As an indication of the trend of thought of Chinese newspapers, and of ignorance of the Chinese people concerning the truth of the war, it is amusing to note the report of one of the vernacular papers on the fall of Port Arthur. This paper editorially says:—“In allowing the Japanese to take Port Arthur, General Tso was actuated by motives of the deepest strategy, and the able manner in which he attained his end, without allowing his opponents to penetrate his designs, stamps him as one of the greatest military commanders China has ever seen. Knowing Peking to be the ultimate goal of the Japanese, General Tso was satisfied that should a too obstinate resistance be offered at any point, the Japanese would leave the Chinese unconquered in his rear, and would push on to the capital; whereas, if an important place like Port Arthur should fall into their hands, the little men would enjoy the sensation as they would a new toy, and it would delay them in their march while the road to Peking was rendered impregnable. General Tso, therefore, inflicted all the loss possible upon the Japanese, without allowing them to be absolutely discouraged, and then when defeat was staring his opponents in the face, gave the signal to his troops to retreat, which they did in good order.
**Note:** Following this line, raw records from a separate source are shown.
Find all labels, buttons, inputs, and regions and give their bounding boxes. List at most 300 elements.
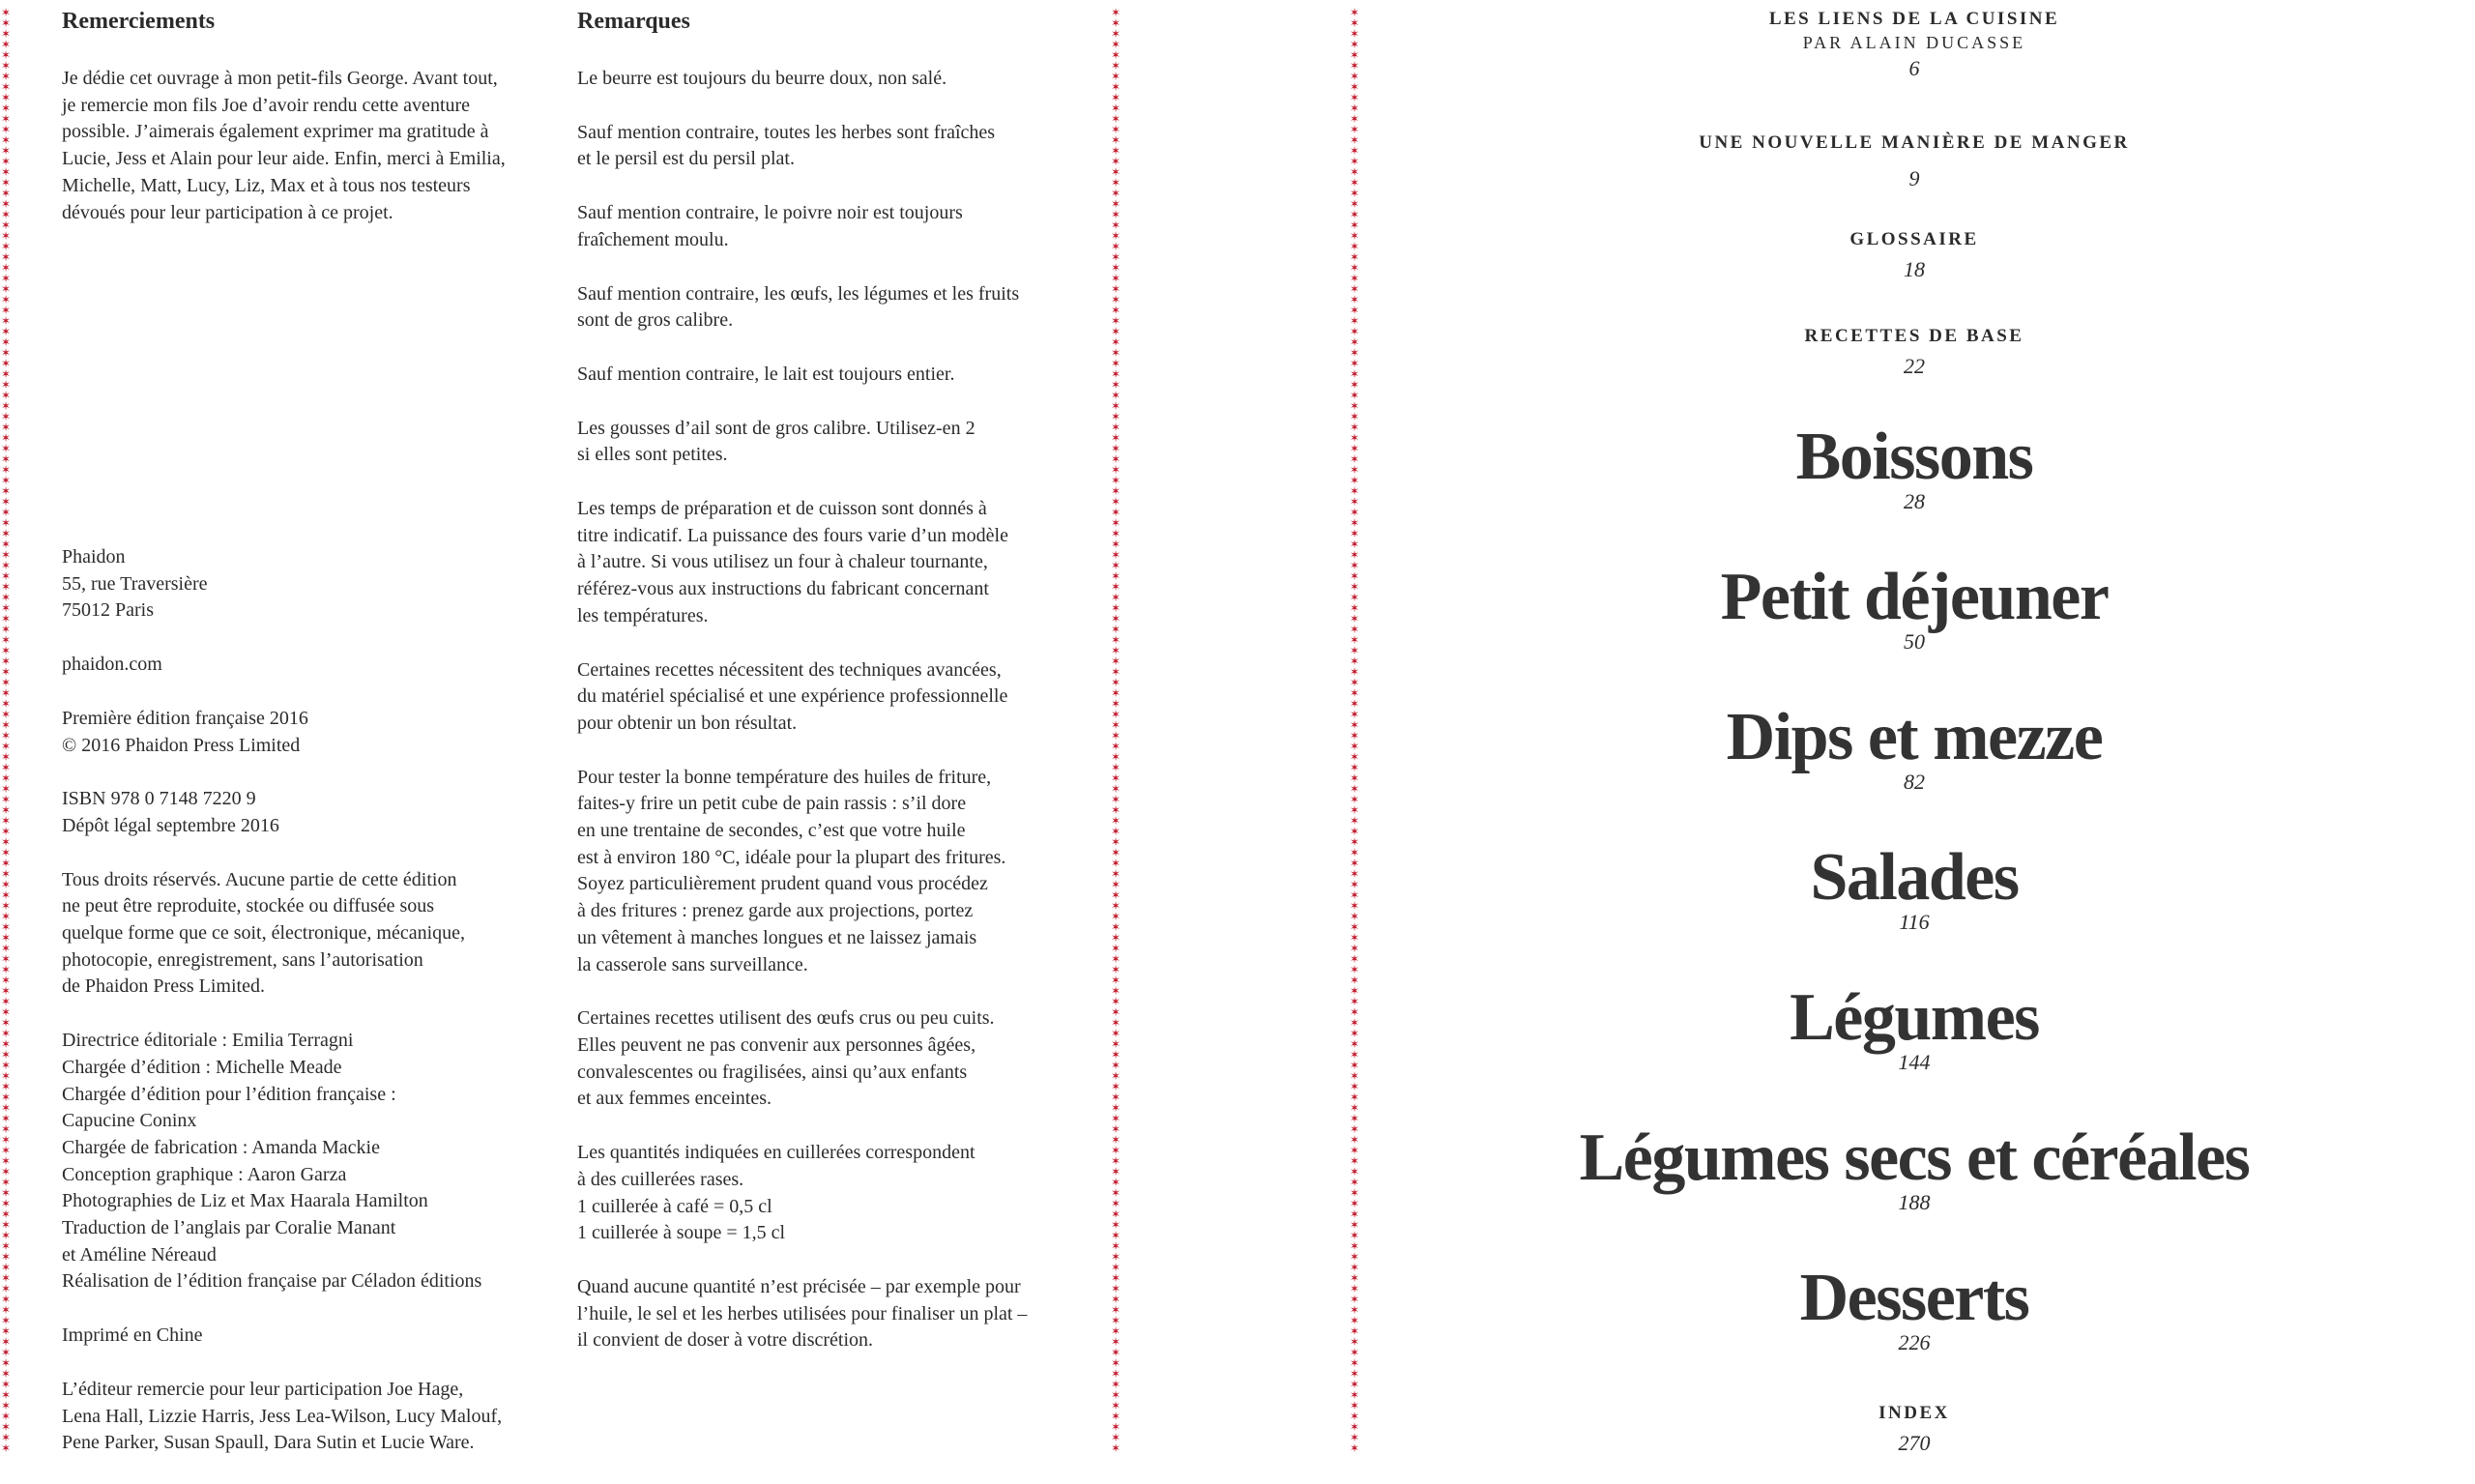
star-ornament: ✶ bbox=[1110, 91, 1121, 104]
toc-page-number: 6 bbox=[1908, 56, 1920, 80]
toc-chapter-salades[interactable] bbox=[1392, 842, 2436, 937]
star-ornament: ✶ bbox=[1110, 133, 1121, 147]
star-ornament: ✶ bbox=[0, 1356, 12, 1370]
star-ornament: ✶ bbox=[1110, 1293, 1121, 1306]
star-ornament: ✶ bbox=[0, 1165, 12, 1178]
star-ornament: ✶ bbox=[1110, 825, 1121, 838]
star-ornament: ✶ bbox=[0, 1208, 12, 1221]
star-ornament: ✶ bbox=[1110, 899, 1121, 913]
star-ornament: ✶ bbox=[1110, 1197, 1121, 1210]
star-ornament: ✶ bbox=[1349, 112, 1360, 126]
star-ornament: ✶ bbox=[1349, 187, 1360, 200]
star-ornament: ✶ bbox=[1110, 974, 1121, 987]
star-ornament: ✶ bbox=[0, 1314, 12, 1327]
star-ornament: ✶ bbox=[1349, 367, 1360, 381]
star-ornament: ✶ bbox=[1110, 952, 1121, 966]
star-ornament: ✶ bbox=[0, 335, 12, 349]
star-ornament: ✶ bbox=[1110, 1154, 1121, 1168]
star-ornament: ✶ bbox=[1349, 1239, 1360, 1253]
publisher-info bbox=[62, 544, 565, 1484]
star-ornament: ✶ bbox=[0, 1335, 12, 1349]
toc-chapter-title: Desserts bbox=[1799, 1261, 2029, 1335]
star-ornament: ✶ bbox=[1349, 1037, 1360, 1051]
star-ornament: ✶ bbox=[1349, 527, 1360, 540]
toc-chapter-title: Légumes secs et céréales bbox=[1579, 1120, 2250, 1195]
star-ornament: ✶ bbox=[1110, 1250, 1121, 1264]
toc-page-number: 9 bbox=[1908, 166, 1920, 190]
star-ornament: ✶ bbox=[1349, 442, 1360, 455]
star-ornament: ✶ bbox=[0, 8, 12, 19]
star-ornament: ✶ bbox=[1110, 1059, 1121, 1072]
toc-page-number: 50 bbox=[1904, 629, 1925, 654]
star-ornament: ✶ bbox=[1110, 1112, 1121, 1125]
star-ornament: ✶ bbox=[0, 623, 12, 636]
star-ornament: ✶ bbox=[1110, 208, 1121, 221]
toc-page-number: 22 bbox=[1904, 354, 1925, 378]
star-ornament: ✶ bbox=[1349, 27, 1360, 41]
star-ornament: ✶ bbox=[1349, 1399, 1360, 1412]
star-ornament: ✶ bbox=[1349, 304, 1360, 317]
star-ornament: ✶ bbox=[0, 1431, 12, 1444]
toc-chapter-legumes-secs[interactable] bbox=[1392, 1122, 2436, 1217]
star-ornament: ✶ bbox=[1110, 1208, 1121, 1221]
star-ornament: ✶ bbox=[0, 293, 12, 306]
star-ornament: ✶ bbox=[1349, 825, 1360, 838]
star-border-center-right bbox=[1349, 8, 1360, 1458]
star-ornament: ✶ bbox=[1110, 633, 1121, 647]
star-ornament: ✶ bbox=[0, 931, 12, 945]
star-ornament: ✶ bbox=[0, 506, 12, 519]
star-ornament: ✶ bbox=[0, 729, 12, 742]
star-ornament: ✶ bbox=[1349, 48, 1360, 62]
star-ornament: ✶ bbox=[1110, 1261, 1121, 1274]
star-ornament: ✶ bbox=[1110, 378, 1121, 392]
star-ornament: ✶ bbox=[1110, 1388, 1121, 1402]
star-ornament: ✶ bbox=[0, 708, 12, 721]
star-ornament: ✶ bbox=[1349, 197, 1360, 211]
star-ornament: ✶ bbox=[1349, 357, 1360, 370]
star-ornament: ✶ bbox=[1110, 229, 1121, 243]
rights-notice: Tous droits réservés. Aucune partie de cette édition ne peut être reproduite, stockée ou diffusée sous quelque forme que ce soit, électronique, mécanique, photocopie, enregistrement, sans l’autorisation de Phaidon Press Limited. bbox=[62, 868, 466, 998]
star-ornament: ✶ bbox=[1110, 1016, 1121, 1030]
star-ornament: ✶ bbox=[0, 474, 12, 487]
star-ornament: ✶ bbox=[1349, 1208, 1360, 1221]
star-ornament: ✶ bbox=[1349, 1388, 1360, 1402]
star-ornament: ✶ bbox=[0, 963, 12, 976]
star-ornament: ✶ bbox=[1110, 335, 1121, 349]
star-ornament: ✶ bbox=[1349, 1197, 1360, 1210]
star-ornament: ✶ bbox=[1110, 112, 1121, 126]
star-ornament: ✶ bbox=[0, 761, 12, 774]
star-ornament: ✶ bbox=[1349, 718, 1360, 732]
star-ornament: ✶ bbox=[0, 750, 12, 764]
star-ornament: ✶ bbox=[1110, 591, 1121, 604]
star-ornament: ✶ bbox=[1349, 644, 1360, 657]
star-ornament: ✶ bbox=[1349, 761, 1360, 774]
star-ornament: ✶ bbox=[1349, 708, 1360, 721]
star-ornament: ✶ bbox=[1349, 1431, 1360, 1444]
star-ornament: ✶ bbox=[1110, 218, 1121, 232]
star-ornament: ✶ bbox=[1110, 346, 1121, 360]
star-ornament: ✶ bbox=[0, 240, 12, 253]
star-ornament: ✶ bbox=[1349, 1261, 1360, 1274]
note-paragraph: Sauf mention contraire, le lait est toujours entier. bbox=[577, 363, 955, 385]
star-ornament: ✶ bbox=[0, 1293, 12, 1306]
toc-entry-index[interactable] bbox=[1392, 1402, 2436, 1458]
star-ornament: ✶ bbox=[1349, 1101, 1360, 1115]
toc-entry-foreword[interactable] bbox=[1392, 8, 2436, 83]
star-ornament: ✶ bbox=[1349, 1218, 1360, 1232]
star-ornament: ✶ bbox=[0, 995, 12, 1008]
star-ornament: ✶ bbox=[0, 389, 12, 402]
star-ornament: ✶ bbox=[1110, 538, 1121, 551]
star-ornament: ✶ bbox=[0, 1080, 12, 1093]
star-ornament: ✶ bbox=[1110, 1282, 1121, 1295]
star-ornament: ✶ bbox=[1110, 750, 1121, 764]
star-ornament: ✶ bbox=[1349, 346, 1360, 360]
star-ornament: ✶ bbox=[0, 1229, 12, 1242]
star-border-left bbox=[0, 8, 12, 1458]
star-ornament: ✶ bbox=[1349, 697, 1360, 711]
star-ornament: ✶ bbox=[1110, 197, 1121, 211]
star-ornament: ✶ bbox=[0, 1069, 12, 1083]
star-ornament: ✶ bbox=[0, 814, 12, 828]
star-ornament: ✶ bbox=[1349, 633, 1360, 647]
star-ornament: ✶ bbox=[0, 187, 12, 200]
star-ornament: ✶ bbox=[1110, 612, 1121, 626]
star-ornament: ✶ bbox=[1349, 1176, 1360, 1189]
star-ornament: ✶ bbox=[0, 484, 12, 498]
star-ornament: ✶ bbox=[1349, 1324, 1360, 1338]
star-ornament: ✶ bbox=[1349, 835, 1360, 849]
star-ornament: ✶ bbox=[0, 984, 12, 998]
star-ornament: ✶ bbox=[0, 1239, 12, 1253]
star-ornament: ✶ bbox=[0, 1282, 12, 1295]
star-ornament: ✶ bbox=[0, 655, 12, 668]
star-ornament: ✶ bbox=[0, 421, 12, 434]
star-ornament: ✶ bbox=[0, 452, 12, 466]
star-ornament: ✶ bbox=[1110, 1324, 1121, 1338]
star-ornament: ✶ bbox=[0, 250, 12, 264]
star-ornament: ✶ bbox=[1110, 580, 1121, 594]
star-ornament: ✶ bbox=[1110, 1346, 1121, 1359]
star-ornament: ✶ bbox=[1349, 931, 1360, 945]
star-ornament: ✶ bbox=[1110, 410, 1121, 423]
star-ornament: ✶ bbox=[1349, 165, 1360, 179]
star-ornament: ✶ bbox=[1349, 218, 1360, 232]
star-ornament: ✶ bbox=[1349, 729, 1360, 742]
star-ornament: ✶ bbox=[1349, 176, 1360, 189]
star-ornament: ✶ bbox=[1110, 1091, 1121, 1104]
toc-chapter-dips-mezze[interactable] bbox=[1392, 702, 2436, 797]
star-ornament: ✶ bbox=[1349, 38, 1360, 51]
star-ornament: ✶ bbox=[0, 197, 12, 211]
star-ornament: ✶ bbox=[1110, 846, 1121, 859]
star-ornament: ✶ bbox=[1110, 1239, 1121, 1253]
star-ornament: ✶ bbox=[0, 1261, 12, 1274]
star-ornament: ✶ bbox=[1110, 995, 1121, 1008]
star-ornament: ✶ bbox=[1110, 293, 1121, 306]
star-ornament: ✶ bbox=[1110, 1420, 1121, 1434]
star-ornament: ✶ bbox=[1349, 750, 1360, 764]
star-ornament: ✶ bbox=[1110, 250, 1121, 264]
star-ornament: ✶ bbox=[0, 399, 12, 413]
star-ornament: ✶ bbox=[0, 208, 12, 221]
star-ornament: ✶ bbox=[0, 803, 12, 817]
star-ornament: ✶ bbox=[1110, 452, 1121, 466]
publisher-thanks: L’éditeur remercie pour leur participation Joe Hage, Lena Hall, Lizzie Harris, Jess Lea-Wilson, Lucy Malouf, Pene Parker, Susan Spaull, Dara Sutin et Lucie Ware. bbox=[62, 1378, 503, 1454]
star-ornament: ✶ bbox=[1349, 559, 1360, 572]
star-ornament: ✶ bbox=[1110, 367, 1121, 381]
star-ornament: ✶ bbox=[1349, 240, 1360, 253]
star-ornament: ✶ bbox=[0, 495, 12, 509]
star-ornament: ✶ bbox=[1110, 1410, 1121, 1423]
star-ornament: ✶ bbox=[0, 569, 12, 583]
star-ornament: ✶ bbox=[0, 580, 12, 594]
star-ornament: ✶ bbox=[0, 378, 12, 392]
star-ornament: ✶ bbox=[1349, 91, 1360, 104]
star-ornament: ✶ bbox=[1349, 1229, 1360, 1242]
star-ornament: ✶ bbox=[0, 410, 12, 423]
star-ornament: ✶ bbox=[0, 1378, 12, 1391]
star-ornament: ✶ bbox=[1110, 314, 1121, 328]
toc-page-number: 28 bbox=[1904, 489, 1925, 513]
star-ornament: ✶ bbox=[1110, 1069, 1121, 1083]
star-ornament: ✶ bbox=[1349, 1303, 1360, 1317]
star-ornament: ✶ bbox=[1349, 261, 1360, 275]
star-ornament: ✶ bbox=[1349, 314, 1360, 328]
star-ornament: ✶ bbox=[1110, 506, 1121, 519]
note-paragraph: Certaines recettes utilisent des œufs crus ou peu cuits. Elles peuvent ne pas convenir aux personnes âgées, convalescentes ou fragilisées, ainsi qu’aux enfants et aux femmes enceintes. bbox=[577, 1007, 995, 1110]
star-ornament: ✶ bbox=[0, 878, 12, 891]
star-ornament: ✶ bbox=[1349, 133, 1360, 147]
star-ornament: ✶ bbox=[0, 272, 12, 285]
star-ornament: ✶ bbox=[1110, 442, 1121, 455]
star-ornament: ✶ bbox=[1110, 729, 1121, 742]
toc-page-number: 188 bbox=[1898, 1190, 1931, 1214]
star-ornament: ✶ bbox=[0, 1367, 12, 1381]
acknowledgements-text: Je dédie cet ouvrage à mon petit-fils George. Avant tout, je remercie mon fils Joe d’avoir rendu cette aventure possible. J’aimerais également exprimer ma gratitude à Lucie, Jess et Alain pour leur aide. Enfin, merci à Emilia, Michelle, Matt, Lucy, Liz, Max et à tous nos testeurs dévoués pour leur participation à ce projet. bbox=[62, 68, 506, 223]
star-ornament: ✶ bbox=[1349, 59, 1360, 73]
star-ornament: ✶ bbox=[0, 1218, 12, 1232]
star-ornament: ✶ bbox=[0, 718, 12, 732]
star-ornament: ✶ bbox=[0, 1197, 12, 1210]
star-ornament: ✶ bbox=[1110, 421, 1121, 434]
toc-entry-subtitle: PAR ALAIN DUCASSE bbox=[1802, 33, 2026, 52]
toc-entry-title: INDEX bbox=[1878, 1403, 1950, 1423]
star-ornament: ✶ bbox=[0, 1005, 12, 1019]
star-ornament: ✶ bbox=[1349, 1112, 1360, 1125]
star-ornament: ✶ bbox=[1110, 1218, 1121, 1232]
toc-entry-new-way[interactable] bbox=[1392, 131, 2436, 193]
star-ornament: ✶ bbox=[1349, 229, 1360, 243]
star-ornament: ✶ bbox=[1110, 1367, 1121, 1381]
star-ornament: ✶ bbox=[1349, 888, 1360, 902]
star-ornament: ✶ bbox=[1349, 484, 1360, 498]
star-ornament: ✶ bbox=[1110, 1144, 1121, 1157]
star-ornament: ✶ bbox=[1110, 984, 1121, 998]
star-ornament: ✶ bbox=[1349, 920, 1360, 934]
star-ornament: ✶ bbox=[1110, 1176, 1121, 1189]
star-ornament: ✶ bbox=[0, 1410, 12, 1423]
star-ornament: ✶ bbox=[1349, 155, 1360, 168]
star-ornament: ✶ bbox=[0, 1122, 12, 1136]
star-ornament: ✶ bbox=[0, 1112, 12, 1125]
note-paragraph: Certaines recettes nécessitent des techniques avancées, du matériel spécialisé et une expérience professionnelle pour obtenir un bon résultat. bbox=[577, 658, 1008, 734]
star-ornament: ✶ bbox=[0, 346, 12, 360]
isbn-info: ISBN 978 0 7148 7220 9 Dépôt légal septembre 2016 bbox=[62, 788, 279, 836]
star-ornament: ✶ bbox=[1110, 1186, 1121, 1200]
notes-column bbox=[577, 0, 1080, 1382]
star-ornament: ✶ bbox=[1110, 686, 1121, 700]
star-ornament: ✶ bbox=[1349, 1059, 1360, 1072]
star-ornament: ✶ bbox=[1110, 187, 1121, 200]
note-paragraph: Sauf mention contraire, le poivre noir est toujours fraîchement moulu. bbox=[577, 202, 963, 250]
star-ornament: ✶ bbox=[1349, 463, 1360, 477]
star-ornament: ✶ bbox=[1349, 282, 1360, 296]
edition-info: Première édition française 2016 © 2016 Phaidon Press Limited bbox=[62, 707, 308, 756]
star-ornament: ✶ bbox=[1110, 910, 1121, 923]
star-ornament: ✶ bbox=[0, 1346, 12, 1359]
star-ornament: ✶ bbox=[1349, 516, 1360, 530]
star-ornament: ✶ bbox=[1349, 495, 1360, 509]
star-ornament: ✶ bbox=[1110, 655, 1121, 668]
star-ornament: ✶ bbox=[1349, 857, 1360, 870]
star-ornament: ✶ bbox=[1349, 1091, 1360, 1104]
star-ornament: ✶ bbox=[0, 1133, 12, 1147]
star-ornament: ✶ bbox=[1349, 1250, 1360, 1264]
star-ornament: ✶ bbox=[1110, 1335, 1121, 1349]
star-ornament: ✶ bbox=[1110, 240, 1121, 253]
toc-entry-title: UNE NOUVELLE MANIÈRE DE MANGER bbox=[1699, 132, 2130, 153]
star-ornament: ✶ bbox=[1349, 1420, 1360, 1434]
note-paragraph: Quand aucune quantité n’est précisée – par exemple pour l’huile, le sel et les herbes utilisées pour finaliser un plat – il convient de doser à votre discrétion. bbox=[577, 1275, 1028, 1352]
star-ornament: ✶ bbox=[0, 782, 12, 796]
star-ornament: ✶ bbox=[1349, 1016, 1360, 1030]
star-ornament: ✶ bbox=[0, 686, 12, 700]
star-ornament: ✶ bbox=[0, 1027, 12, 1040]
star-ornament: ✶ bbox=[1349, 123, 1360, 136]
star-ornament: ✶ bbox=[1349, 70, 1360, 83]
star-ornament: ✶ bbox=[0, 974, 12, 987]
star-ornament: ✶ bbox=[0, 1441, 12, 1455]
star-ornament: ✶ bbox=[0, 59, 12, 73]
star-ornament: ✶ bbox=[1110, 1005, 1121, 1019]
star-ornament: ✶ bbox=[1349, 686, 1360, 700]
star-ornament: ✶ bbox=[1110, 782, 1121, 796]
star-ornament: ✶ bbox=[1110, 1048, 1121, 1062]
star-ornament: ✶ bbox=[1110, 325, 1121, 338]
publisher-address: Phaidon 55, rue Traversière 75012 Paris bbox=[62, 546, 208, 622]
star-ornament: ✶ bbox=[1349, 740, 1360, 753]
star-ornament: ✶ bbox=[1110, 272, 1121, 285]
acknowledgements-heading: Remerciements bbox=[62, 9, 216, 34]
toc-chapter-title: Petit déjeuner bbox=[1720, 560, 2109, 634]
star-ornament: ✶ bbox=[1110, 48, 1121, 62]
toc-chapter-title: Boissons bbox=[1795, 420, 2033, 494]
toc-entry-basic-recipes[interactable] bbox=[1392, 325, 2436, 381]
toc-chapter-boissons[interactable] bbox=[1392, 422, 2436, 516]
star-ornament: ✶ bbox=[1110, 1101, 1121, 1115]
star-ornament: ✶ bbox=[1349, 793, 1360, 806]
star-ornament: ✶ bbox=[1349, 1314, 1360, 1327]
notes-heading: Remarques bbox=[577, 9, 690, 34]
star-ornament: ✶ bbox=[1349, 1069, 1360, 1083]
toc-chapter-legumes[interactable] bbox=[1392, 982, 2436, 1077]
star-ornament: ✶ bbox=[0, 1101, 12, 1115]
star-ornament: ✶ bbox=[1110, 559, 1121, 572]
star-ornament: ✶ bbox=[0, 1388, 12, 1402]
note-paragraph: Les temps de préparation et de cuisson sont donnés à titre indicatif. La puissance des fours varie d’un modèle à l’autre. Si vous utilisez un four à chaleur tournante, référez-vous aux instructions du fabricant concernant les températures. bbox=[577, 498, 1008, 626]
star-ornament: ✶ bbox=[1349, 506, 1360, 519]
star-ornament: ✶ bbox=[1110, 1399, 1121, 1412]
star-ornament: ✶ bbox=[1110, 931, 1121, 945]
star-ornament: ✶ bbox=[1349, 399, 1360, 413]
star-ornament: ✶ bbox=[1349, 782, 1360, 796]
star-ornament: ✶ bbox=[1349, 1154, 1360, 1168]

So great was the loss of the Japanese, that it was not until some hours after the last Chinese soldier had departed, that they ventured to enter the forts.

“General Tso displayed marked military skill in his defensive tactics, and by ordering half-charges of powder to be used in the big guns, and filling the shell and torpedoes with sand, deluded the innocent commander of the Japanese fleet into the belief that the defenses and sea forts of Port Arthur were innocuous. As a result the Japanese fleet boldly ventured close to the forts and within the line of the torpedo defenses, and before they discovered their mistake three men-of-war, seven transports, and twenty-one torpedo boats were sunk by the Chinese fire and submarine mines. The result of General Tso’s actions prove, as we have always maintained, that it is inadvisable for China to employ other than native commanders in the present war. In hand-to-hand combats the savage and flesh-eating Fanquoi is physically superior to our men, but no man other than one conversant with the military wisdom of our enlightened race could have planned and brought to a successful conclusion the train of events which ended in the offering of Port Arthur as a bait to our diminutive opponents.”

From a military point of view, the capture of Port Arthur by the Japanese was an event of the first importance, while its moral effect and its consequent influence upon the diplomatic situation was very great. It transferred from one side to the other all the advantages of a fully equipped arsenal and dockyard, occupying a commanding strategical position, and therefore modified all the conditions, naval as well as military, of the campaign. It made the defense more hopeless than ever, and extended the chain of Chinese disaster.